Gradient Descent
Table of Contents
- an iterative optimization algorithm used to minimize a function (see loss).
- speaking briefly:
- we start at a random point on the parameter-space vs loss contour
- then we step down the hyper-hill, trying to avoid getting stuck in local hyper-troughs, repeating until we can report convergence when we reach a satisfactory (usually) hyper-valley
- note that we actually can't see the hyper-hill and need to calculate the loss everytime we step somewhere, akin to hiking in the dark.

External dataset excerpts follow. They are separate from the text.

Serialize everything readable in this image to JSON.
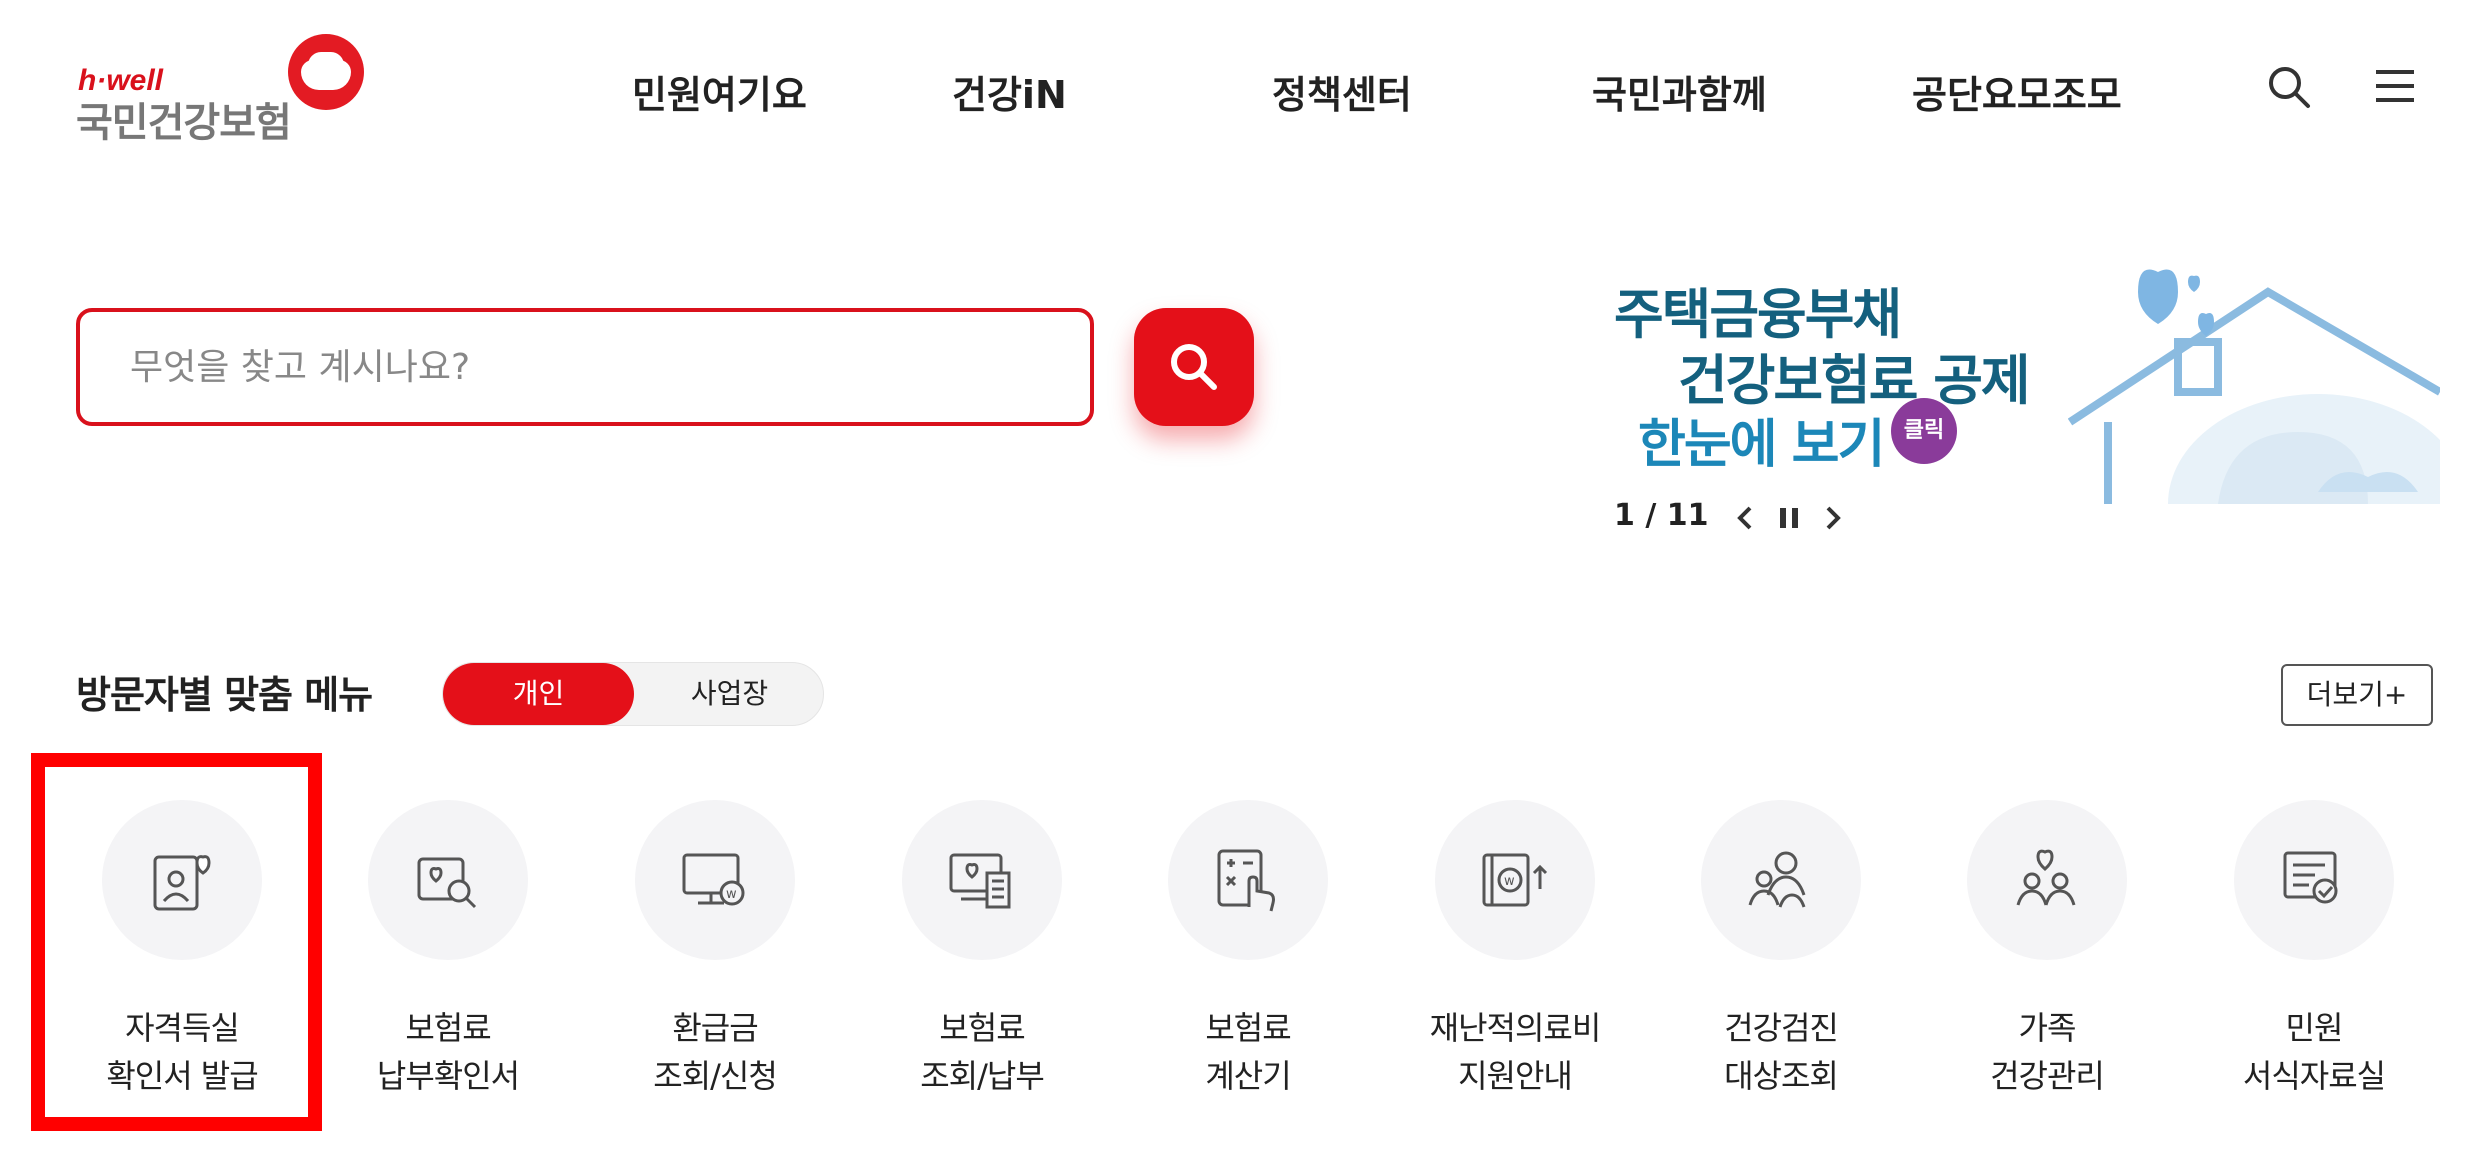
{
  "header": {
    "logo_hwell": "h·well",
    "logo_name": "국민건강보험",
    "nav": [
      "민원여기요",
      "건강iN",
      "정책센터",
      "국민과함께",
      "공단요모조모"
    ]
  },
  "search": {
    "placeholder": "무엇을 찾고 계시나요?"
  },
  "banner": {
    "line1": "주택금융부채",
    "line2": "건강보험료 공제",
    "line3": "한눈에 보기",
    "badge": "클릭",
    "counter": "1 / 11"
  },
  "custom_menu": {
    "title": "방문자별 맞춤 메뉴",
    "toggle_active": "개인",
    "toggle_inactive": "사업장",
    "more_label": "더보기+",
    "items": [
      {
        "line1": "자격득실",
        "line2": "확인서 발급",
        "icon": "person-card-heart-icon"
      },
      {
        "line1": "보험료",
        "line2": "납부확인서",
        "icon": "heart-doc-search-icon"
      },
      {
        "line1": "환급금",
        "line2": "조회/신청",
        "icon": "monitor-won-icon"
      },
      {
        "line1": "보험료",
        "line2": "조회/납부",
        "icon": "monitor-heart-receipt-icon"
      },
      {
        "line1": "보험료",
        "line2": "계산기",
        "icon": "calculator-hand-icon"
      },
      {
        "line1": "재난적의료비",
        "line2": "지원안내",
        "icon": "book-won-up-icon"
      },
      {
        "line1": "건강검진",
        "line2": "대상조회",
        "icon": "person-group-icon"
      },
      {
        "line1": "가족",
        "line2": "건강관리",
        "icon": "family-heart-icon"
      },
      {
        "line1": "민원",
        "line2": "서식자료실",
        "icon": "document-check-icon"
      }
    ]
  },
  "colors": {
    "brand_red": "#e41019",
    "highlight": "#ff0000",
    "banner_navy": "#14607e",
    "banner_blue": "#1c87b8"
  }
}
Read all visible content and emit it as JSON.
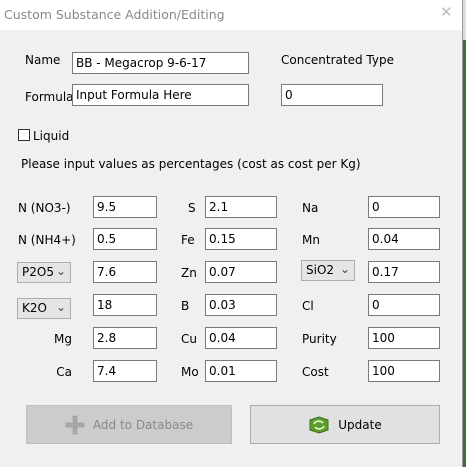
{
  "window": {
    "title": "Custom Substance Addition/Editing",
    "close_glyph": "✕"
  },
  "form": {
    "name_label": "Name",
    "name_value": "BB - Megacrop 9-6-17",
    "formula_label": "Formula",
    "formula_value": "Input Formula Here",
    "concentrated_label": "Concentrated Type",
    "concentrated_value": "0",
    "liquid_label": "Liquid",
    "liquid_checked": false,
    "instructions": "Please input values as percentages (cost as cost per Kg)"
  },
  "nutrients": {
    "n_no3": {
      "label": "N (NO3-)",
      "value": "9.5"
    },
    "n_nh4": {
      "label": "N (NH4+)",
      "value": "0.5"
    },
    "p2o5": {
      "selected": "P2O5",
      "value": "7.6"
    },
    "k2o": {
      "selected": "K2O",
      "value": "18"
    },
    "mg": {
      "label": "Mg",
      "value": "2.8"
    },
    "ca": {
      "label": "Ca",
      "value": "7.4"
    },
    "s": {
      "label": "S",
      "value": "2.1"
    },
    "fe": {
      "label": "Fe",
      "value": "0.15"
    },
    "zn": {
      "label": "Zn",
      "value": "0.07"
    },
    "b": {
      "label": "B",
      "value": "0.03"
    },
    "cu": {
      "label": "Cu",
      "value": "0.04"
    },
    "mo": {
      "label": "Mo",
      "value": "0.01"
    },
    "na": {
      "label": "Na",
      "value": "0"
    },
    "mn": {
      "label": "Mn",
      "value": "0.04"
    },
    "sio2": {
      "selected": "SiO2",
      "value": "0.17"
    },
    "cl": {
      "label": "Cl",
      "value": "0"
    },
    "purity": {
      "label": "Purity",
      "value": "100"
    },
    "cost": {
      "label": "Cost",
      "value": "100"
    }
  },
  "buttons": {
    "add_label": "Add to Database",
    "add_icon": "plus-icon",
    "update_label": "Update",
    "update_icon": "refresh-icon"
  },
  "colors": {
    "accent_green": "#5c9e2e",
    "disabled_text": "#888888"
  }
}
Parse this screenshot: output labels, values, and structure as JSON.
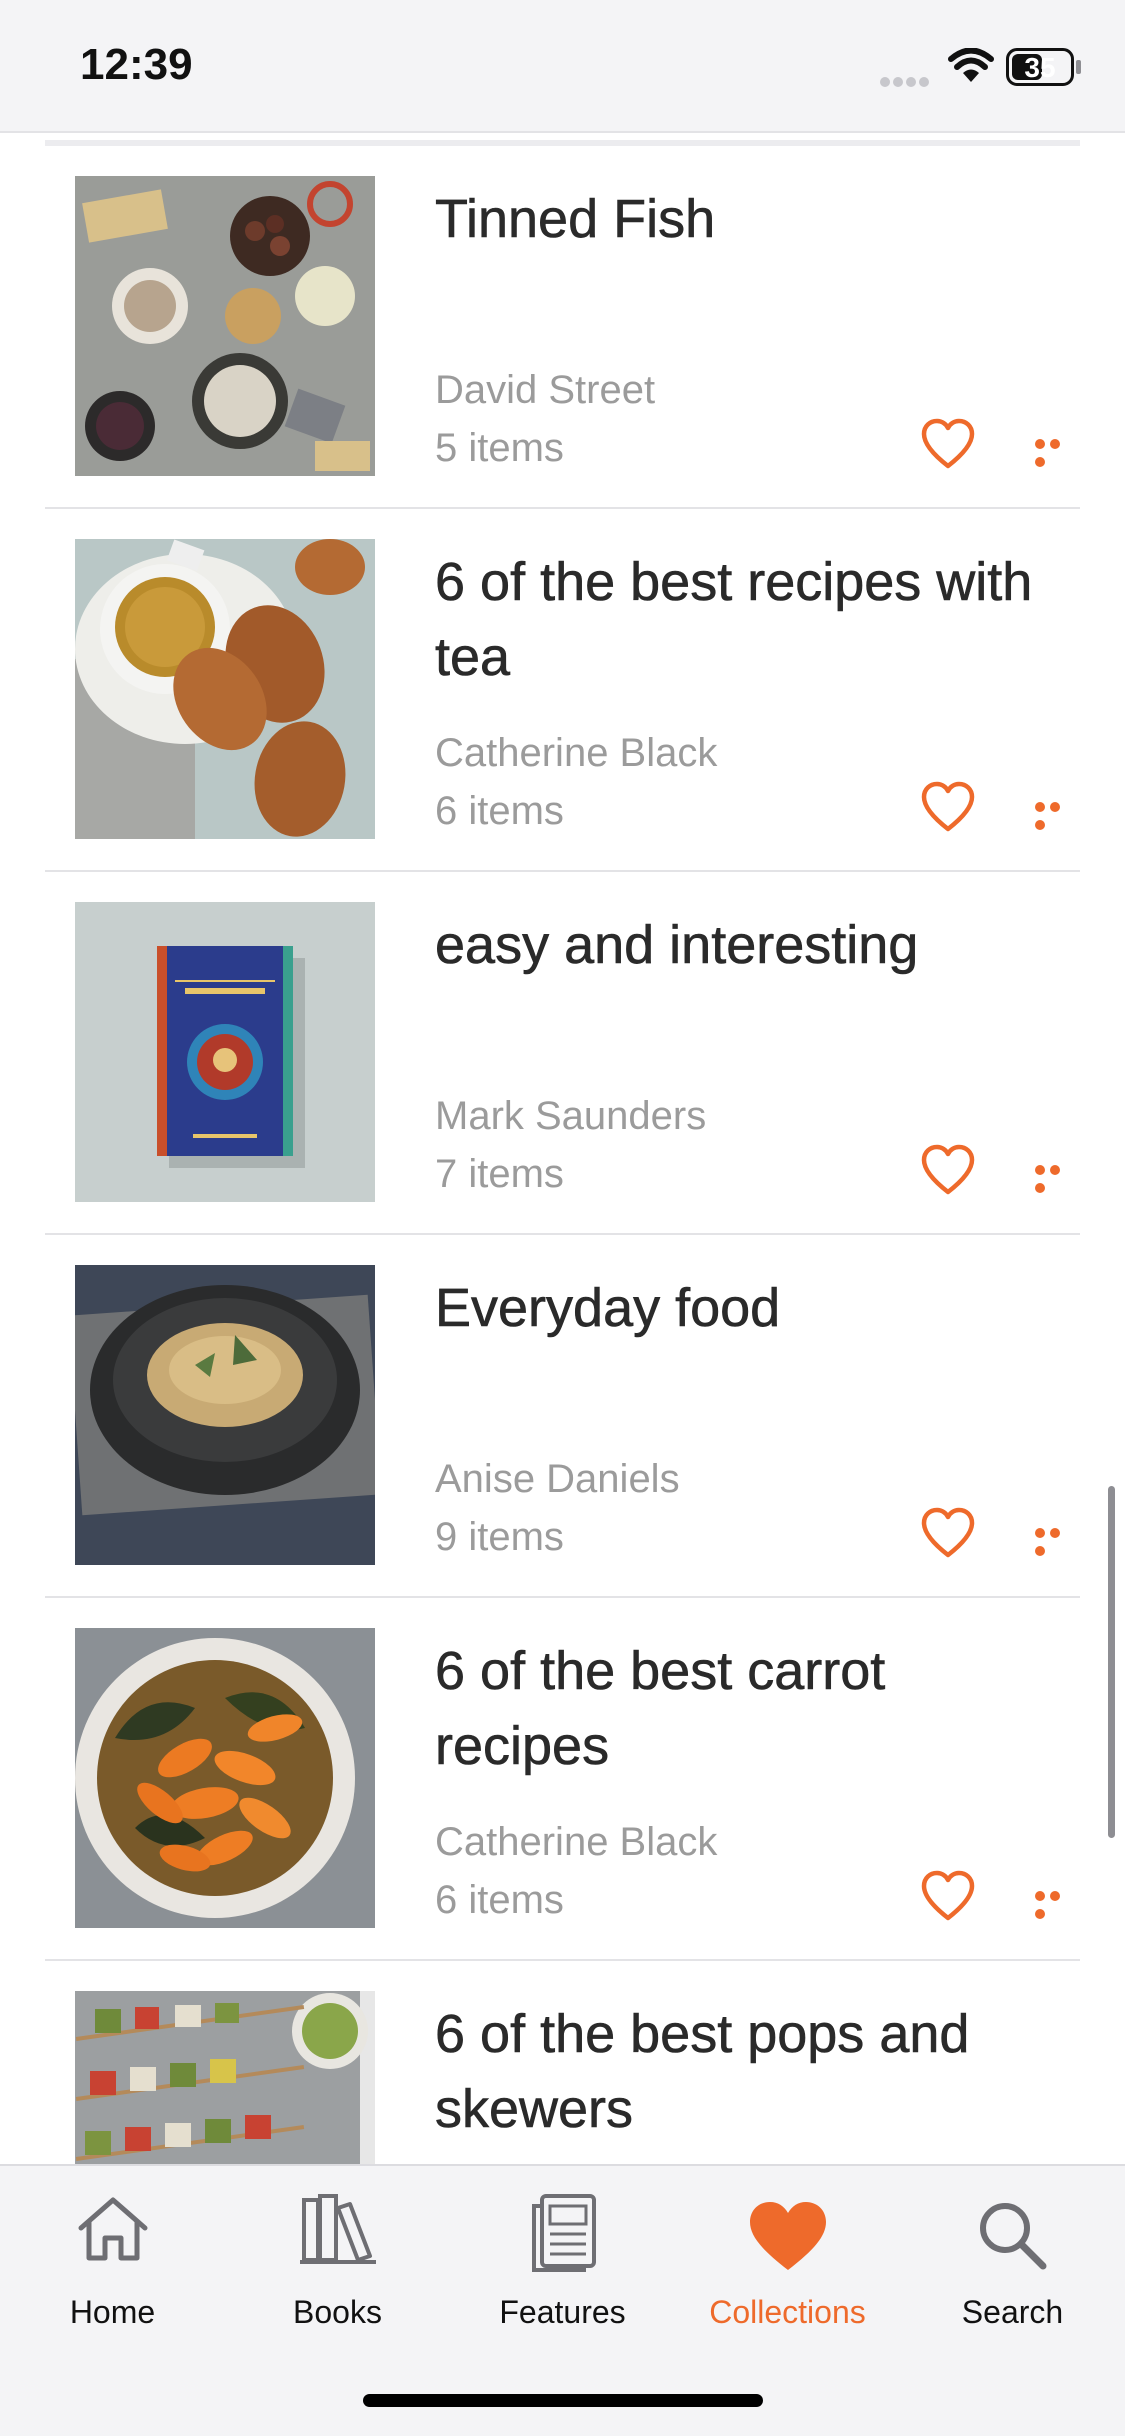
{
  "status_bar": {
    "time": "12:39",
    "battery": "35"
  },
  "collections": [
    {
      "title": "Tinned Fish",
      "author": "David Street",
      "count": "5 items",
      "thumb": "tinned-fish"
    },
    {
      "title": "6 of the best recipes with tea",
      "author": "Catherine Black",
      "count": "6 items",
      "thumb": "tea"
    },
    {
      "title": "easy and interesting",
      "author": "Mark Saunders",
      "count": "7 items",
      "thumb": "students-cookbook"
    },
    {
      "title": "Everyday food",
      "author": "Anise Daniels",
      "count": "9 items",
      "thumb": "noodles"
    },
    {
      "title": "6 of the best carrot recipes",
      "author": "Catherine Black",
      "count": "6 items",
      "thumb": "carrots"
    },
    {
      "title": "6 of the best pops and skewers",
      "author": "",
      "count": "",
      "thumb": "skewers"
    }
  ],
  "tabbar": {
    "tabs": [
      {
        "label": "Home",
        "icon": "house-icon"
      },
      {
        "label": "Books",
        "icon": "books-icon"
      },
      {
        "label": "Features",
        "icon": "newspaper-icon"
      },
      {
        "label": "Collections",
        "icon": "heart-icon",
        "active": true
      },
      {
        "label": "Search",
        "icon": "magnifier-icon"
      }
    ]
  },
  "colors": {
    "accent": "#ee6a2b",
    "text": "#2a2a2a",
    "muted": "#9b9b9b",
    "bar_bg": "#f4f4f6"
  }
}
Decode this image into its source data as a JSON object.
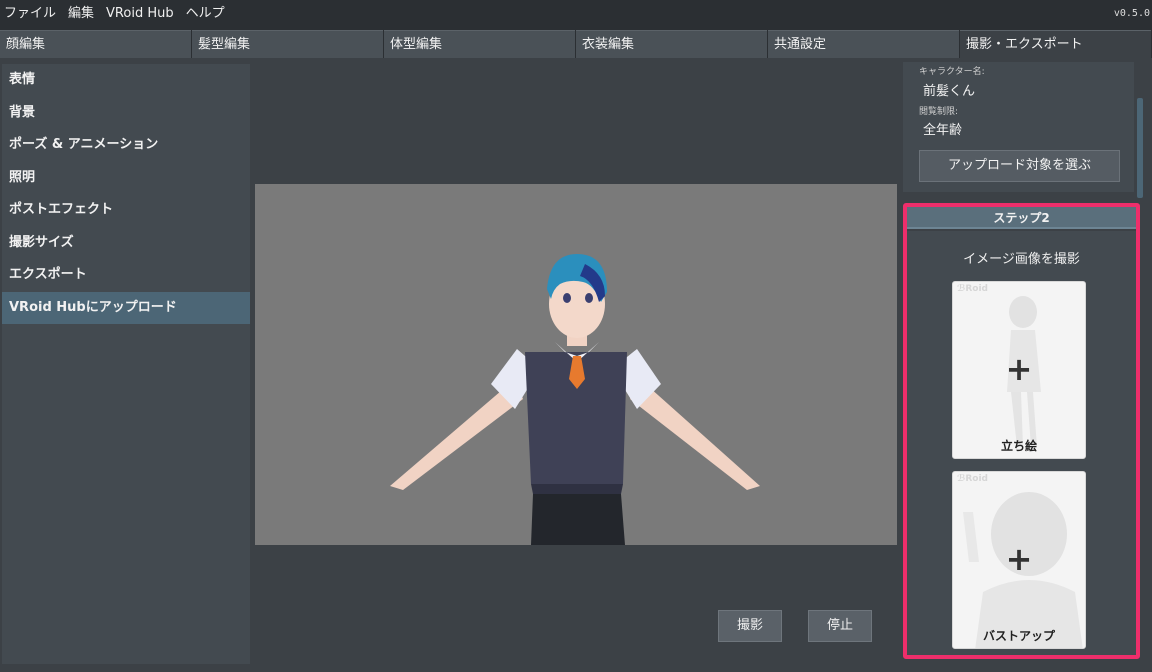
{
  "menu": {
    "items": [
      "ファイル",
      "編集",
      "VRoid Hub",
      "ヘルプ"
    ],
    "version": "v0.5.0"
  },
  "tabs": [
    "顔編集",
    "髪型編集",
    "体型編集",
    "衣装編集",
    "共通設定",
    "撮影・エクスポート"
  ],
  "active_tab": "撮影・エクスポート",
  "sidebar": {
    "items": [
      "表情",
      "背景",
      "ポーズ & アニメーション",
      "照明",
      "ポストエフェクト",
      "撮影サイズ",
      "エクスポート",
      "VRoid Hubにアップロード"
    ],
    "active": "VRoid Hubにアップロード"
  },
  "actions": {
    "capture": "撮影",
    "stop": "停止"
  },
  "info": {
    "character_label": "キャラクター名:",
    "character_name": "前髪くん",
    "rating_label": "閲覧制限:",
    "rating_value": "全年齢",
    "select_button": "アップロード対象を選ぶ"
  },
  "step": {
    "header": "ステップ2",
    "title": "イメージ画像を撮影",
    "cards": [
      {
        "brand": "ℬRoid",
        "plus": "+",
        "label": "立ち絵"
      },
      {
        "brand": "ℬRoid",
        "plus": "+",
        "label": "バストアップ"
      }
    ]
  },
  "colors": {
    "accent": "#4c6676",
    "highlight": "#ee2e6b",
    "background": "#3c4146",
    "viewport": "#7a7a7a"
  }
}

- the parameter-space step size is controllable via a hyper-parameter -> the learning rate
- when working with a convex optimization criterion, we're sure to find a global minimum. Whereas a settlement might be necessary with complex contours.
1. Impovements
1.1. Stochastic Gradient Descent (SGD)
Computing the actual loss for all of the training data can be very slow and doing so using stochastically selected smaller batches leads to the idea of stochastic gradient descent.
1.2. Adagrad
This scales the learning rate individually for each parameter (ADAptive GRADient descent) according to the history of gradients.
- the learning rate is smaller for large gradients and larger for smaller gradients as a consequence.
1.3. Momentum
Accelerate SGD by retaining a sense of past gradients to impart some inertia to the optimizatio process
- helps deals with oscillations and move more meaningfully
1.4. RMSProp (Root Mean Square Propagation):
RMSProp (like Adagrad) adapts the learning rate for each parameter based on the past gradients, helping to stabilize and speed up the training process.
- note that RMSprop is an improvement over Adagrad and deals with the diminishing learning rate issue.
- read more at this wikipedia page
1.5. Adam (Adaptive Moment Estimation):
Adam combines the benefits of momentum and RMSProp, using both past gradients and their magnitudes to adjust learning rates, making it a versatile and efficient optimization algorithm.